Nouvelle épreuve, ce fut son séjour à Bagdad, où il resta de septembre 2003 à août 2006, dans des conditions bien spartiates, mais surtout dangereuses, marquées au début par des relations rugueuses avec les Américains qui régnaient en maître. Fidèle à sa méthode avant de décrire les grands moments de son séjour, il brosse un panorama de la situation irakienne, terreau de Daech. En dehors de l’administrateur Paul Bremer qui a réalisé deux erreurs majeures en dissolvant le parti Baas et l’armée, chaque ministère dirigé souvent par d’anciens exilés dont certains avaient passé des décennies aux États-Unis, était coiffé par une équipe forte de 10 à 15 experts et conseillers, américains. Mais ils se déplaçaient fort peu, en dehors de la zone verte et barricadée, n’avaient aucun contact avec la population irakienne et ses relais d’opinion. Leurs sources leur donnaient des informations tronquées.
Faute de rencontrer Paul Bremer, il rendit visite à son successeur John Negroponte qui dirigeait la plus grosse ambassade américaine du monde, avec 1 700 employés et qui sera nommé en février 2006 directeur national du renseignement à la Maison-Blanche, un poste que le président Bush avait créé pour lui… Une initiative qui sera suivie par Nicolas Sarkozy. Au cours de ce séjour Bernard Bajolet, assista à la transition politique, le passage du régime d’occupation à la souveraineté. Très vite s’allumèrent les flammes de la guerre civile, ce qui signifia roulette russe pour les étrangers. Il n’est guère possible de rendre compte de toutes les péripéties par lesquelles lui et son équipe sont passés. Parmi les gendarmes d’élite qui composaient son détachement de sécurité, un jeune capitaine Arnaud Beltrane, animé du « sens du sacrifice ».
Puis ce fut Alger où il retourna après trente-cinq ans. Bertrand Bajolet, la parole redevenue libre essaime son récit de bien de confidences dont la grande presse a fait son miel, prouvant qu’en dépit d’un discours officiel d’amitié, de compréhension et de coopération, toutes les plaies entre France et Algérie n’ont pas été pansées.

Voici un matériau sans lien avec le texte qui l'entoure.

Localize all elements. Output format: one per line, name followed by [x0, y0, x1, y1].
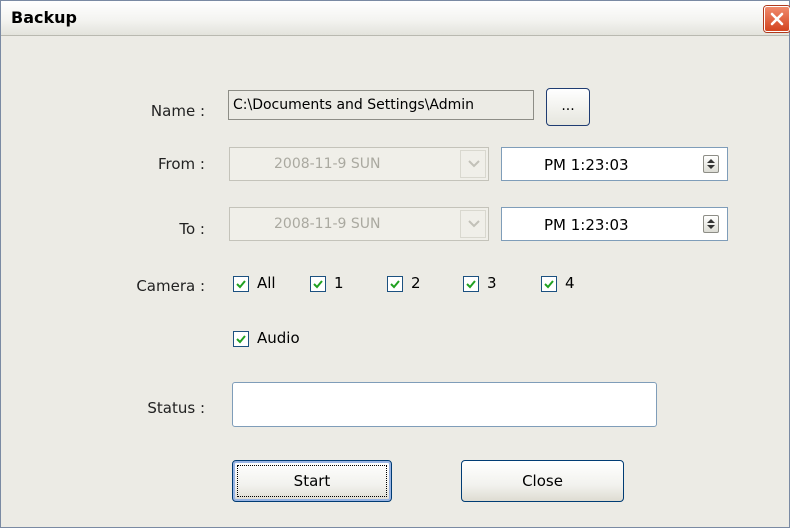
camera-3-label: 3: [487, 274, 497, 292]
audio-label: Audio: [257, 329, 300, 347]
chevron-down-icon: [468, 160, 480, 168]
browse-button[interactable]: ...: [546, 88, 590, 126]
start-button[interactable]: Start: [232, 460, 392, 502]
close-button-label: Close: [522, 472, 563, 490]
camera-4-checkbox[interactable]: [541, 276, 557, 292]
checkmark-icon: [390, 280, 400, 289]
checkmark-icon: [544, 280, 554, 289]
close-button[interactable]: Close: [461, 460, 624, 502]
status-field: [232, 382, 657, 427]
camera-3-checkbox[interactable]: [463, 276, 479, 292]
from-time-field[interactable]: PM 1:23:03: [501, 147, 728, 181]
camera-label: Camera :: [136, 277, 205, 295]
from-date-dropdown-button[interactable]: [460, 150, 486, 178]
camera-all-label: All: [257, 274, 276, 292]
start-button-label: Start: [293, 472, 331, 490]
checkmark-icon: [236, 335, 246, 344]
camera-1-label: 1: [334, 274, 344, 292]
camera-2-label: 2: [411, 274, 421, 292]
window-title: Backup: [11, 8, 77, 27]
status-label: Status :: [147, 399, 205, 417]
to-label: To :: [179, 220, 205, 238]
from-date-value: 2008-11-9 SUN: [274, 156, 381, 172]
spin-up-down-icon: [707, 219, 715, 229]
name-field[interactable]: C:\Documents and Settings\Admin: [228, 90, 534, 120]
camera-4-label: 4: [565, 274, 575, 292]
to-date-picker[interactable]: 2008-11-9 SUN: [229, 207, 489, 241]
to-time-value: PM 1:23:03: [544, 216, 629, 234]
from-label: From :: [158, 155, 205, 173]
camera-all-checkbox[interactable]: [233, 276, 249, 292]
from-date-picker[interactable]: 2008-11-9 SUN: [229, 147, 489, 181]
name-label: Name :: [150, 102, 205, 120]
from-time-value: PM 1:23:03: [544, 156, 629, 174]
to-time-field[interactable]: PM 1:23:03: [501, 207, 728, 241]
to-time-spinner[interactable]: [703, 215, 719, 233]
close-icon[interactable]: [764, 6, 790, 32]
from-time-spinner[interactable]: [703, 155, 719, 173]
to-date-value: 2008-11-9 SUN: [274, 216, 381, 232]
spin-up-down-icon: [707, 159, 715, 169]
checkmark-icon: [466, 280, 476, 289]
camera-1-checkbox[interactable]: [310, 276, 326, 292]
checkmark-icon: [313, 280, 323, 289]
chevron-down-icon: [468, 220, 480, 228]
checkmark-icon: [236, 280, 246, 289]
to-date-dropdown-button[interactable]: [460, 210, 486, 238]
audio-checkbox[interactable]: [233, 331, 249, 347]
backup-window: Backup Name : C:\Documents and Settings\…: [0, 0, 790, 528]
browse-button-label: ...: [561, 98, 575, 114]
camera-2-checkbox[interactable]: [387, 276, 403, 292]
title-bar[interactable]: Backup: [1, 1, 790, 36]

Un détail qui en dit long : lorsque Jacques Chirac le reçoit à l’Élysée en novembre 2006 pour lui confier ses instructions, il lui intime de ne pas parler arabe. « Vous êtes arabisant, et je ne sens pas cela à Alger. Vous allez les mettre mal à l’aise ». Notre ambassadeur peu diplomate et peu courtisan n’écouta pas ces conseils. Plus encore il fit jouer pour la première fois l’hymne algérien le Qasaman, lors de son premier 14 juillet en 2007, hymne qui comporte des paroles hostiles à la France : « Ô France, voici venu le jour où il faudra rendre des comptes, prépare-toi, voici notre réponse ».
En prenant ses fonctions, il est frappé par le « traumatisme » que les années noires avaient causé dans l’ensemble de la population. Le printemps raté de la fin des années 1980 et la guerre civile des années 1990 – plus l’habile gestion tactique de Bouteflika – expliquent pourquoi l’Algérie est passée entre les mailles du mouvement de 2011 dans le monde arabe. En quittant ce pays qu’il visita en profondeur, Berard Bajolet ne dissimule pas sa pensée. « L’Algérie a tous les atouts pour réussir, dont certains, comme la richesse de son sous-sol, font envie à ses voisins. Mais elle n’arrive pas à en tirer parti car cette richesse est gaspillée et accaparée, quasiment depuis l’indépendance, par une nomenklatura indéboulonnable et qui se renouvelle par cooptation, tandis que le peuple, habitué aux (très relatives) facilités de l’État providence et éloigné de la culture de l’effort qui permettrait de décoller, n’attend lui-même que la distribution d’une partie de la manne, qu’on lui accorde chiquement quand il le faut ».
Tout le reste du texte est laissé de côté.